Research papers on a contrary view of fiduciary investment decision-making and on ambiguity in stock prices as a distinct factor from risk were winners of prizes of $10,000 each in the new IRRC Institute Research Awards.
The winners were announced Feb. 21 by the Investor Responsibility Research Center Institute.
Steve Lydenberg received the practitioner award for “Reason, Rationality and Fiduciary Duty.” It examines the advantages of fiduciaries' use of a “reasonable,” as opposed to a “rational,” approach in investment decision-making, arguing that “a combination of reason and rationality ... is necessary for a comprehensive undertaking of fiduciary practice,” according to a statement from the IRRC Institute.

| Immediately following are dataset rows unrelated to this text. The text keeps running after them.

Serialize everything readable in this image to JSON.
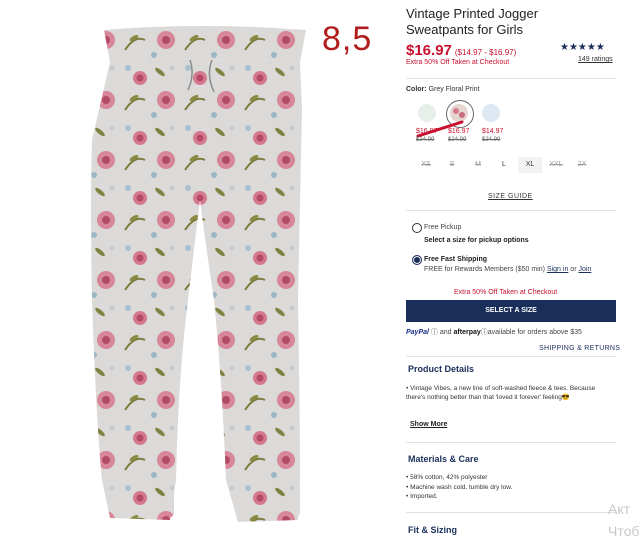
{
  "overlay_number": "8,5",
  "product": {
    "title_line1": "Vintage Printed Jogger",
    "title_line2": "Sweatpants for Girls",
    "price": "$16.97",
    "price_range": "($14.97 - $16.97)",
    "promo": "Extra 50% Off Taken at Checkout",
    "stars": "★★★★★",
    "ratings": "149 ratings",
    "rating_value": 5
  },
  "color": {
    "label": "Color:",
    "value": "Grey Floral Print",
    "swatches": [
      {
        "price": "$16.97",
        "old": "$24.99",
        "color": "#e8eee9"
      },
      {
        "price": "$16.97",
        "old": "$24.99",
        "color": "#e5d6d2"
      },
      {
        "price": "$14.97",
        "old": "$24.99",
        "color": "#dde8f2"
      }
    ]
  },
  "sizes": [
    {
      "label": "XS",
      "available": false
    },
    {
      "label": "S",
      "available": false
    },
    {
      "label": "M",
      "available": false
    },
    {
      "label": "L",
      "available": true
    },
    {
      "label": "XL",
      "available": true
    },
    {
      "label": "XXL",
      "available": false
    },
    {
      "label": "2X",
      "available": false
    }
  ],
  "size_guide": "SIZE GUIDE",
  "shipping": {
    "pickup_label": "Free Pickup",
    "pickup_sub": "Select a size for pickup options",
    "fast_label": "Free Fast Shipping",
    "fast_sub": "FREE for Rewards Members ($50 min)",
    "signin": "Sign in",
    "or": "or",
    "join": "Join"
  },
  "extra_promo": "Extra 50% Off Taken at Checkout",
  "select_size_button": "SELECT A SIZE",
  "payment": {
    "paypal": "PayPal",
    "and": "and",
    "afterpay": "afterpay",
    "available": "available for orders above $35"
  },
  "shipping_returns": "SHIPPING & RETURNS",
  "product_details": {
    "title": "Product Details",
    "bullet": "Vintage Vibes, a new line of soft-washed fleece & tees. Because there's nothing better than that 'loved it forever' feeling",
    "show_more": "Show More"
  },
  "materials": {
    "title": "Materials & Care",
    "items": [
      "58% cotton, 42% polyester",
      "Machine wash cold, tumble dry low.",
      "Imported."
    ]
  },
  "fit": {
    "title": "Fit & Sizing"
  },
  "watermark": {
    "line1": "Акт",
    "line2": "Чтоб"
  },
  "colors": {
    "brand_navy": "#1a2e5a",
    "sale_red": "#c8102e"
  }
}
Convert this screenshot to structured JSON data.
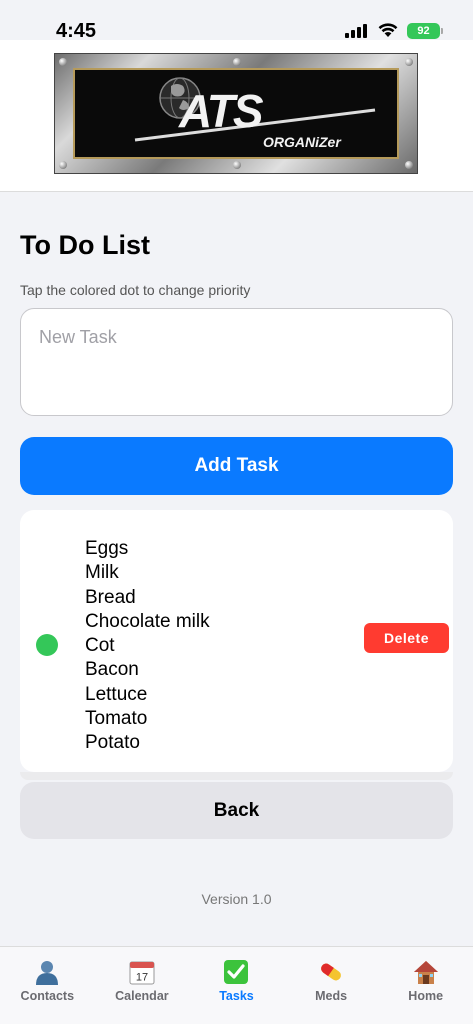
{
  "status_bar": {
    "time": "4:45",
    "battery": "92",
    "battery_color": "#34c759"
  },
  "header": {
    "logo_text": "ATS",
    "logo_subtext": "ORGANiZer"
  },
  "main": {
    "title": "To Do List",
    "hint": "Tap the colored dot to change priority",
    "new_task_placeholder": "New Task",
    "add_task_label": "Add Task",
    "task": {
      "priority_color": "#34c759",
      "lines": [
        "Eggs",
        "Milk",
        "Bread",
        "Chocolate milk",
        "Cot",
        "Bacon",
        "Lettuce",
        "Tomato",
        "Potato"
      ],
      "delete_label": "Delete"
    },
    "back_label": "Back",
    "version": "Version 1.0"
  },
  "tab_bar": {
    "accent_color": "#0a7aff",
    "items": [
      {
        "label": "Contacts",
        "icon": "contacts-icon",
        "active": false
      },
      {
        "label": "Calendar",
        "icon": "calendar-icon",
        "calendar_day": "17",
        "active": false
      },
      {
        "label": "Tasks",
        "icon": "tasks-checkmark-icon",
        "active": true
      },
      {
        "label": "Meds",
        "icon": "pill-icon",
        "active": false
      },
      {
        "label": "Home",
        "icon": "home-icon",
        "active": false
      }
    ]
  }
}
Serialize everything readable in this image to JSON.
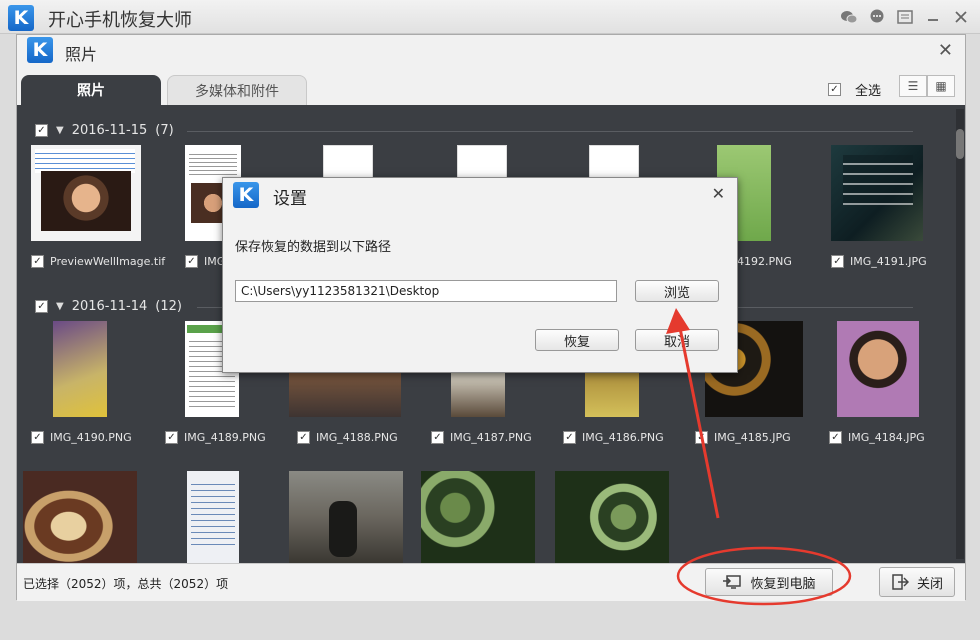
{
  "app": {
    "title": "开心手机恢复大师",
    "logo": "K"
  },
  "inner": {
    "title": "照片",
    "logo": "K"
  },
  "tabs": [
    {
      "label": "照片",
      "active": true
    },
    {
      "label": "多媒体和附件",
      "active": false
    }
  ],
  "select_all": "全选",
  "groups": [
    {
      "date": "2016-11-15",
      "count": "(7)"
    },
    {
      "date": "2016-11-14",
      "count": "(12)"
    }
  ],
  "row1_captions": [
    "PreviewWellImage.tif",
    "IMG_4196",
    "",
    "",
    "",
    "4192.PNG",
    "IMG_4191.JPG"
  ],
  "row2_captions": [
    "IMG_4190.PNG",
    "IMG_4189.PNG",
    "IMG_4188.PNG",
    "IMG_4187.PNG",
    "IMG_4186.PNG",
    "IMG_4185.JPG",
    "IMG_4184.JPG"
  ],
  "footer": {
    "status": "已选择（2052）项，总共（2052）项",
    "recover_btn": "恢复到电脑",
    "close_btn": "关闭"
  },
  "dialog": {
    "title": "设置",
    "logo": "K",
    "label": "保存恢复的数据到以下路径",
    "path": "C:\\Users\\yy1123581321\\Desktop",
    "browse": "浏览",
    "recover": "恢复",
    "cancel": "取消"
  },
  "colors": {
    "accent_red": "#e53a2e",
    "panel_dark": "#3b3e43",
    "logo_blue": "#1f77d8"
  }
}
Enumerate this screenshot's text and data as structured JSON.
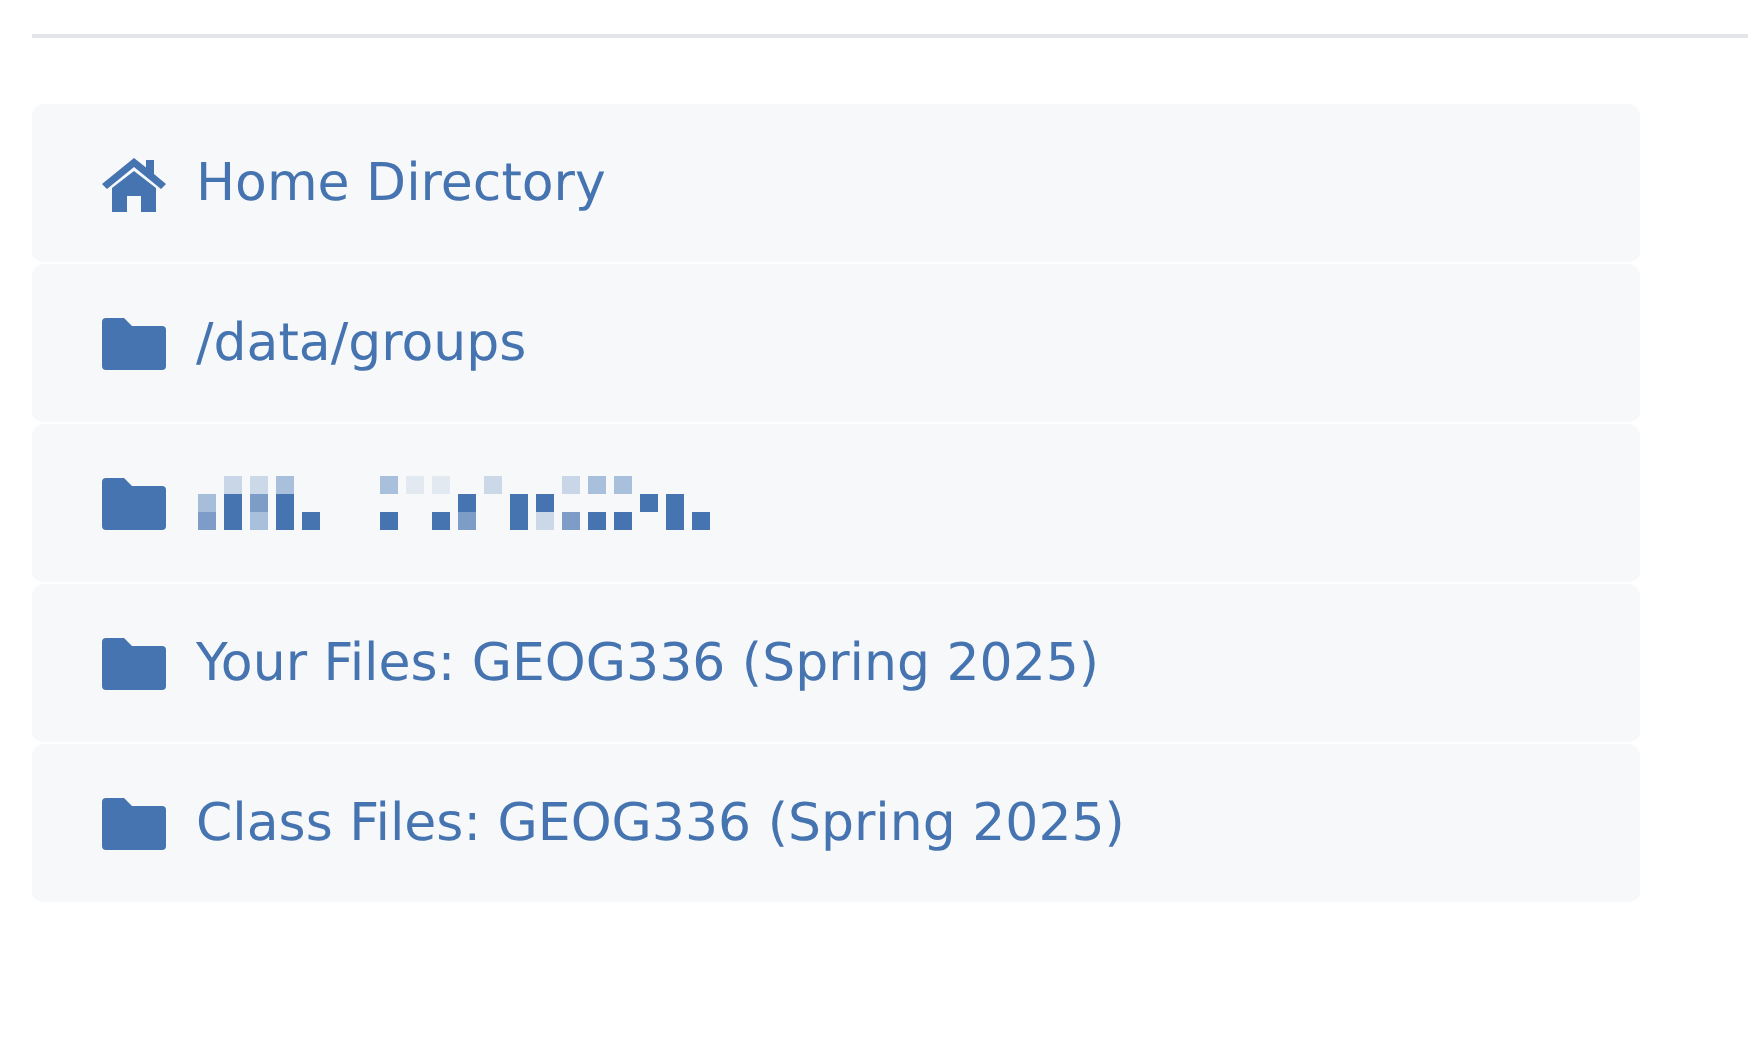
{
  "locations": [
    {
      "kind": "home",
      "label": "Home Directory"
    },
    {
      "kind": "folder",
      "label": "/data/groups"
    },
    {
      "kind": "redacted"
    },
    {
      "kind": "folder",
      "label": "Your Files: GEOG336 (Spring 2025)"
    },
    {
      "kind": "folder",
      "label": "Class Files: GEOG336 (Spring 2025)"
    }
  ]
}
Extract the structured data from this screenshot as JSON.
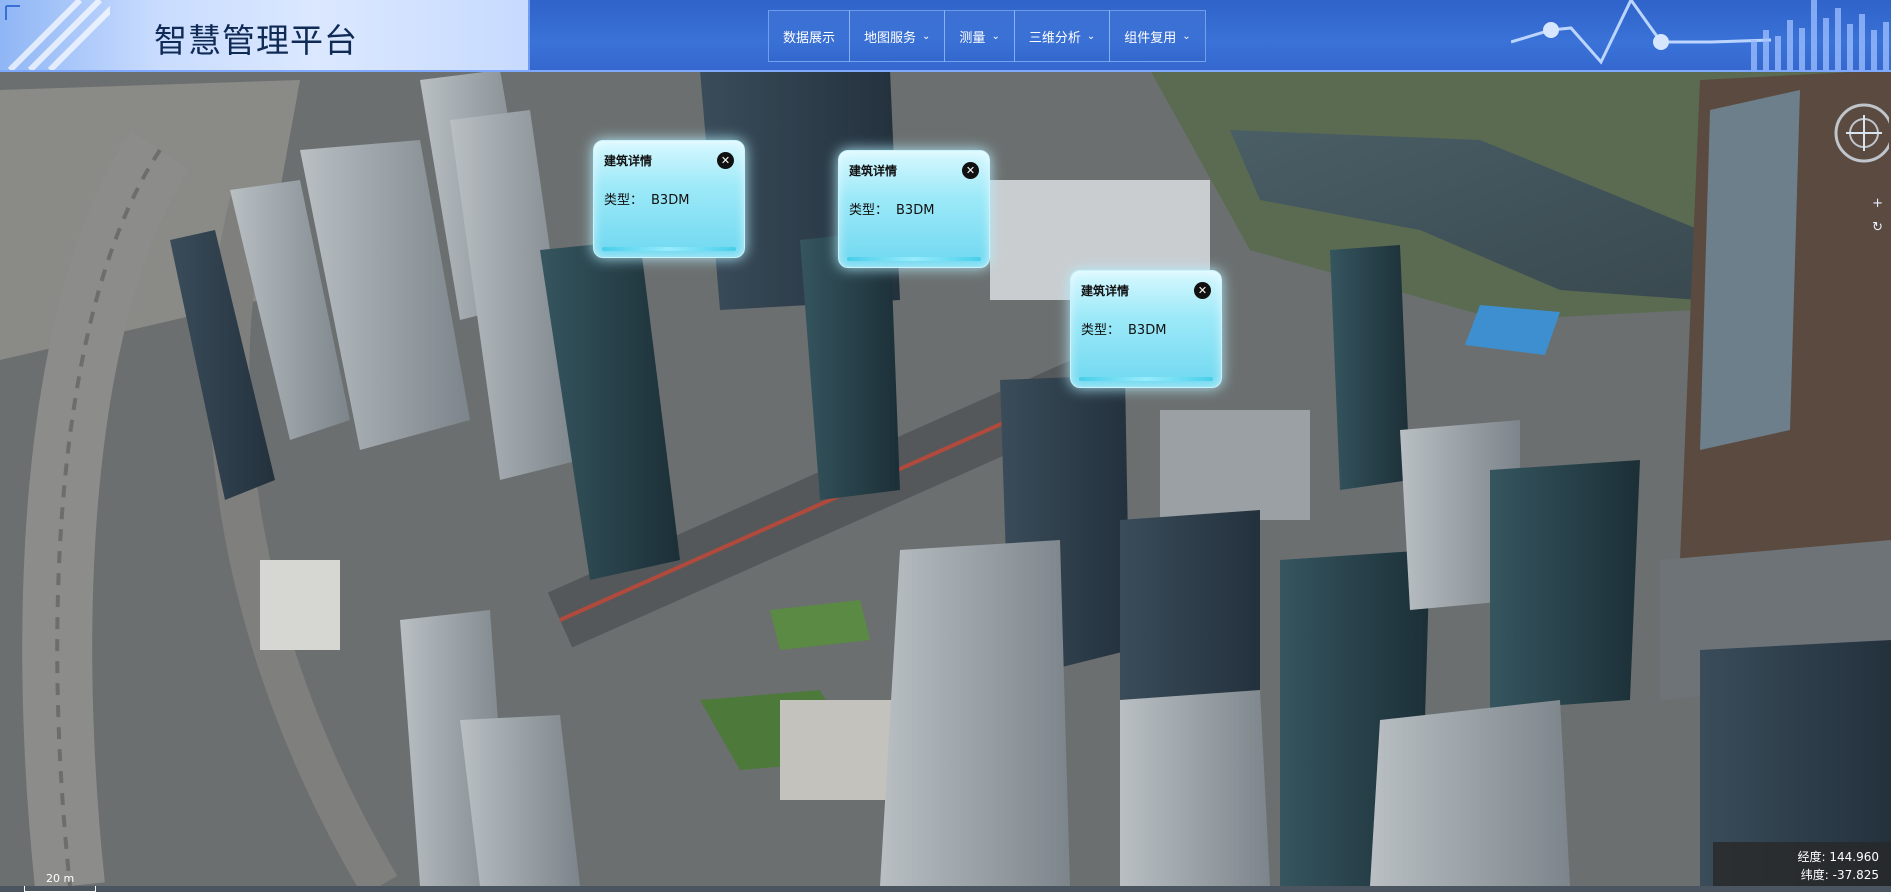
{
  "app": {
    "title": "智慧管理平台"
  },
  "nav": [
    {
      "label": "数据展示",
      "has_dropdown": false
    },
    {
      "label": "地图服务",
      "has_dropdown": true
    },
    {
      "label": "测量",
      "has_dropdown": true
    },
    {
      "label": "三维分析",
      "has_dropdown": true
    },
    {
      "label": "组件复用",
      "has_dropdown": true
    }
  ],
  "popups": [
    {
      "title": "建筑详情",
      "type_label": "类型：",
      "type_value": "B3DM",
      "close": "✕"
    },
    {
      "title": "建筑详情",
      "type_label": "类型：",
      "type_value": "B3DM",
      "close": "✕"
    },
    {
      "title": "建筑详情",
      "type_label": "类型：",
      "type_value": "B3DM",
      "close": "✕"
    }
  ],
  "controls": {
    "zoom_in": "+",
    "reset": "↻"
  },
  "status": {
    "longitude_label": "经度:",
    "longitude": "144.960",
    "latitude_label": "纬度:",
    "latitude": "-37.825",
    "scale": "20 m"
  },
  "icons": {
    "compass": "compass-icon",
    "close": "close-icon",
    "chevron": "chevron-down-icon"
  },
  "colors": {
    "header": "#3a72d8",
    "popup": "#9ce9f8",
    "accent": "#7fa8ff"
  }
}
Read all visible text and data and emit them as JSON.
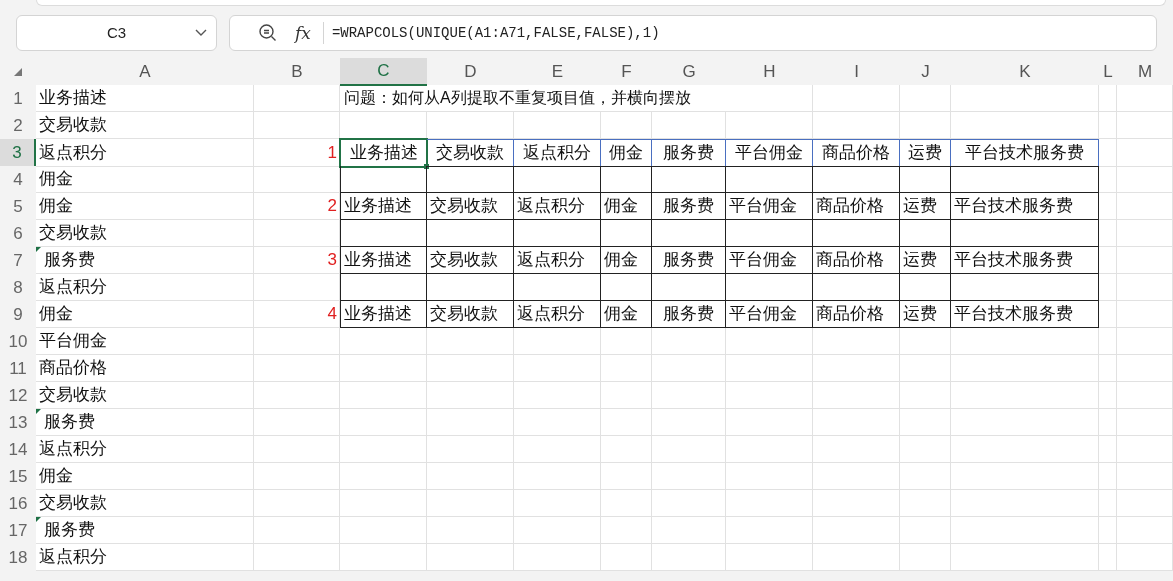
{
  "name_box": {
    "value": "C3"
  },
  "formula_bar": {
    "fx_label": "fx",
    "value": "=WRAPCOLS(UNIQUE(A1:A71,FALSE,FALSE),1)"
  },
  "columns": [
    {
      "label": "A",
      "selected": false
    },
    {
      "label": "B",
      "selected": false
    },
    {
      "label": "C",
      "selected": true
    },
    {
      "label": "D",
      "selected": false
    },
    {
      "label": "E",
      "selected": false
    },
    {
      "label": "F",
      "selected": false
    },
    {
      "label": "G",
      "selected": false
    },
    {
      "label": "H",
      "selected": false
    },
    {
      "label": "I",
      "selected": false
    },
    {
      "label": "J",
      "selected": false
    },
    {
      "label": "K",
      "selected": false
    },
    {
      "label": "L",
      "selected": false
    },
    {
      "label": "M",
      "selected": false
    }
  ],
  "rows": [
    {
      "number": "1",
      "selected": false,
      "a": {
        "text": "业务描述",
        "flagged": false
      }
    },
    {
      "number": "2",
      "selected": false,
      "a": {
        "text": "交易收款",
        "flagged": false
      }
    },
    {
      "number": "3",
      "selected": true,
      "a": {
        "text": "返点积分",
        "flagged": false
      }
    },
    {
      "number": "4",
      "selected": false,
      "a": {
        "text": "佣金",
        "flagged": false
      }
    },
    {
      "number": "5",
      "selected": false,
      "a": {
        "text": "佣金",
        "flagged": false
      }
    },
    {
      "number": "6",
      "selected": false,
      "a": {
        "text": "交易收款",
        "flagged": false
      }
    },
    {
      "number": "7",
      "selected": false,
      "a": {
        "text": "服务费",
        "flagged": true
      }
    },
    {
      "number": "8",
      "selected": false,
      "a": {
        "text": "返点积分",
        "flagged": false
      }
    },
    {
      "number": "9",
      "selected": false,
      "a": {
        "text": "佣金",
        "flagged": false
      }
    },
    {
      "number": "10",
      "selected": false,
      "a": {
        "text": "平台佣金",
        "flagged": false
      }
    },
    {
      "number": "11",
      "selected": false,
      "a": {
        "text": "商品价格",
        "flagged": false
      }
    },
    {
      "number": "12",
      "selected": false,
      "a": {
        "text": "交易收款",
        "flagged": false
      }
    },
    {
      "number": "13",
      "selected": false,
      "a": {
        "text": "服务费",
        "flagged": true
      }
    },
    {
      "number": "14",
      "selected": false,
      "a": {
        "text": "返点积分",
        "flagged": false
      }
    },
    {
      "number": "15",
      "selected": false,
      "a": {
        "text": "佣金",
        "flagged": false
      }
    },
    {
      "number": "16",
      "selected": false,
      "a": {
        "text": "交易收款",
        "flagged": false
      }
    },
    {
      "number": "17",
      "selected": false,
      "a": {
        "text": "服务费",
        "flagged": true
      }
    },
    {
      "number": "18",
      "selected": false,
      "a": {
        "text": "返点积分",
        "flagged": false
      }
    }
  ],
  "question": "问题：如何从A列提取不重复项目值，并横向摆放",
  "results": [
    {
      "marker": "1",
      "kind": "spill",
      "active": true,
      "values": [
        "业务描述",
        "交易收款",
        "返点积分",
        "佣金",
        "服务费",
        "平台佣金",
        "商品价格",
        "运费",
        "平台技术服务费"
      ]
    },
    {
      "marker": "2",
      "kind": "static",
      "active": false,
      "values": [
        "业务描述",
        "交易收款",
        "返点积分",
        "佣金",
        "服务费",
        "平台佣金",
        "商品价格",
        "运费",
        "平台技术服务费"
      ]
    },
    {
      "marker": "3",
      "kind": "static",
      "active": false,
      "values": [
        "业务描述",
        "交易收款",
        "返点积分",
        "佣金",
        "服务费",
        "平台佣金",
        "商品价格",
        "运费",
        "平台技术服务费"
      ]
    },
    {
      "marker": "4",
      "kind": "static",
      "active": false,
      "values": [
        "业务描述",
        "交易收款",
        "返点积分",
        "佣金",
        "服务费",
        "平台佣金",
        "商品价格",
        "运费",
        "平台技术服务费"
      ]
    }
  ]
}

Mr. Lydenberg is a partner for strategic vision and direction at Domini Social Investments and founding director of the Initiative for Responsible Investment at the Hauser Center for Nonprofit Organizations at Harvard University
Menachem Brenner, research professor of finance, and Yehuda Izhakian, visiting scholar, both at the Stern School of Business, New York University, won the academic award for their paper, “Asset Pricing and Ambiguity: Empirical Evidence.” It found that stock prices are impacted by ambiguity, which is distinct from risk, the statement said. In their paper, the co-authors show “that risk is positively correlated to the market equity risk premium, while ambiguity tends to be negatively correlated,” the statement said.